What's the alternative? This is true of many historical facts we take for granted.

The earliest accounts of Jesus were written only one generation after Jesus's death. Plenty of first-hand accounts were still available. There are many of corroborative accounts of Jesus and other historical accounts of this period.

Christianity had spread to Greece in 50 AD, only 20 years after Jesus's supposed death. In an age where information moved so slowly, it's remarkable that Christianity had spread so quickly.

It's fair to dispute the details of the canonical/apocryphal stories—surely those are contrived—but the idea of Jesus had to come from somewhere. No one else was interested in taking the credit, which should tell us something.


> the idea of Jesus had to come from somewhere

Yes, Mithras, Dionysus, Zarathustra, and other pantheonic cults have quite a bit of similarity to the messianic figure at the center of Christianity as well as its early rites and rituals. Whether Greek, Iranian, Phoenician/Hebraic fusion doesn't really change the convergence that arose as a consequence of the Roman policy on toleration of local cultures.

Mithrasism was a good candidate to replace early Christianity, as they were rival religions. Christianity persecuted Mithrasism starting in the fourth century CE, all but wiping it out.


Or Apollonius of Tyana. A Pythagorean Jesus. Operating around 80AD.


"In an age where information moved so slowly"

Information would move quite fast within the Roman empire, especially in the Mediterranean basin. There was a neverending circular movement of goods and people there. Soldiers, mariners, businesspeople, bureaucrats, learned men. Getting from Roman Palestine to Greece by ship was probably faster than getting from Roman Palestine to interior Syria by caravan.


The alternative is that there's no historical character, merely a mythical one. Many of the early stories make much more sense if you adopt that position.

The earliest allegorical story that mentions the character was written around 70 CE - so a good 40 years after the supposed crucifixion.

You assert plenty of first hand accounts were available (they weren't), and that there are many corroborative accounts now (there aren't).

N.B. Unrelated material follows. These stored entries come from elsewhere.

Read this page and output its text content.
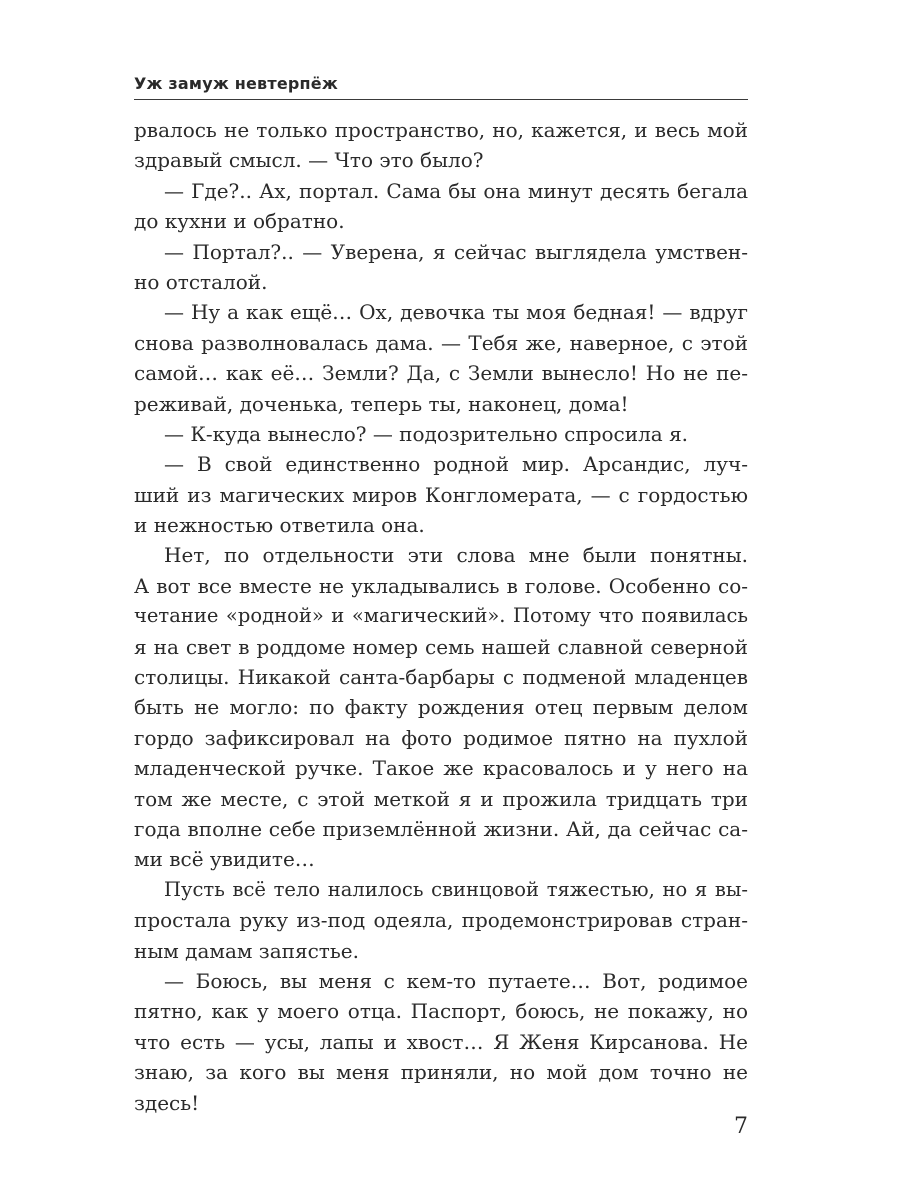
Уж замуж невтерпёж
рвалось не только пространство, но, кажется, и весь мой
здравый смысл. — Что это было?
— Где?.. Ах, портал. Сама бы она минут десять бегала
до кухни и обратно.
— Портал?.. — Уверена, я сейчас выглядела умствен-
но отсталой.
— Ну а как ещё… Ох, девочка ты моя бедная! — вдруг
снова разволновалась дама. — Тебя же, наверное, с этой
самой… как её… Земли? Да, с Земли вынесло! Но не пе-
реживай, доченька, теперь ты, наконец, дома!
— К-куда вынесло? — подозрительно спросила я.
— В свой единственно родной мир. Арсандис, луч-
ший из магических миров Конгломерата, — с гордостью
и нежностью ответила она.
Нет, по отдельности эти слова мне были понятны.
А вот все вместе не укладывались в голове. Особенно со-
четание «родной» и «магический». Потому что появилась
я на свет в роддоме номер семь нашей славной северной
столицы. Никакой санта-барбары с подменой младенцев
быть не могло: по факту рождения отец первым делом
гордо зафиксировал на фото родимое пятно на пухлой
младенческой ручке. Такое же красовалось и у него на
том же месте, с этой меткой я и прожила тридцать три
года вполне себе приземлённой жизни. Ай, да сейчас са-
ми всё увидите…
Пусть всё тело налилось свинцовой тяжестью, но я вы-
простала руку из-под одеяла, продемонстрировав стран-
ным дамам запястье.
— Боюсь, вы меня с кем-то путаете… Вот, родимое
пятно, как у моего отца. Паспорт, боюсь, не покажу, но
что есть — усы, лапы и хвост… Я Женя Кирсанова. Не
знаю, за кого вы меня приняли, но мой дом точно не
здесь!
7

The movement seemed to be spreading remarkably slowly until it was leveraged by an opportunistic emperor in the early 4th century. At that time there were dozens of various sects, the Nicene was just another variant, but the orthodoxy that came out of that adoption meant we lost many of the works and details of the others. That rewriting of history would also address your last point, too.


the idea of Jesus had to come from somewhere

What present-day meme will reach a similar level of distribution and hazy origins? Will we see future generations speculating about the true nature of Harry Potter, or the Jedi, or Chuck Norris's superpowers, or the one true Nyancat?


I mean, we still have records of Josephus Flavius' (not a Christian and not associated with the early church) writings. He was writing something like 50 to 60 years after the date of Jesus death. However, it should be pointed out he mentioned something like 20 people all called Jesus (in Koine Greek), because it was at the time a relative common soubriquet. No early writers seem to doubt the existence of such a person although they definitely differ on the details.

In short, it's highly unlikely Jesus is purely fictional, and there was almost certainly someone known as Jesus executed by Pontius Pilate. Is this going to make a difference to your beliefs in any direction? No.


> .. we still have records of Josephus Flavius ..

Those writings are doing a lot of heavy lifting, since that's about all apologists can hold up as 'contemporary corroboration'.

Antiquities was written in the last decade of the first century, so at the further end of your 50-60y range. As you note, the wording in the Jamesian reference is not very compelling in itself, and historicists generally argue that Josephus would have explained his terminology much more carefully than we see in that section, so there's some reason to doubt it was in the original.

The longer section from that work that apologists refer to is clearly an interpolation. The style is completely wrong for both the author and the context. The previous pages are describing taxes, protests, massacres, etc and then there's this very brief and spectacularly flowery prose that attests to Jesus being the Christ, and to the ten thousand wonders he did, and then on the next page the author continues with 'And another terrible thing that happened to the Jews ...' -- which only makes sense once you remove the clearly forged / added page.

At which point we're really short - a rounding error away from zero - on any corroborating stories from the 1st century.


Independently from being an atheist I’m very dubious about the historic validity of Jesus. Clearly all the supernatural aspects (virgin birth, miracles, & cetera) are to be eliminated as implausible, but even what remains doesn’t strike me as substantiated by historical veracity. Accounts are inconstant and do not gel well with certainties we have about the period (such as Roman censuses https://en.m.wikipedia.org/wiki/Census_of_Quirinius).


We have very little first hand evidence about almost any historical figure every existing, for oldest surviving written source about the Second Punic war and Hannibal's invasion of Italy was written at least 50 years after it happened. The oldest surviving book about Alexander the Great was written several hundred's of years after his death.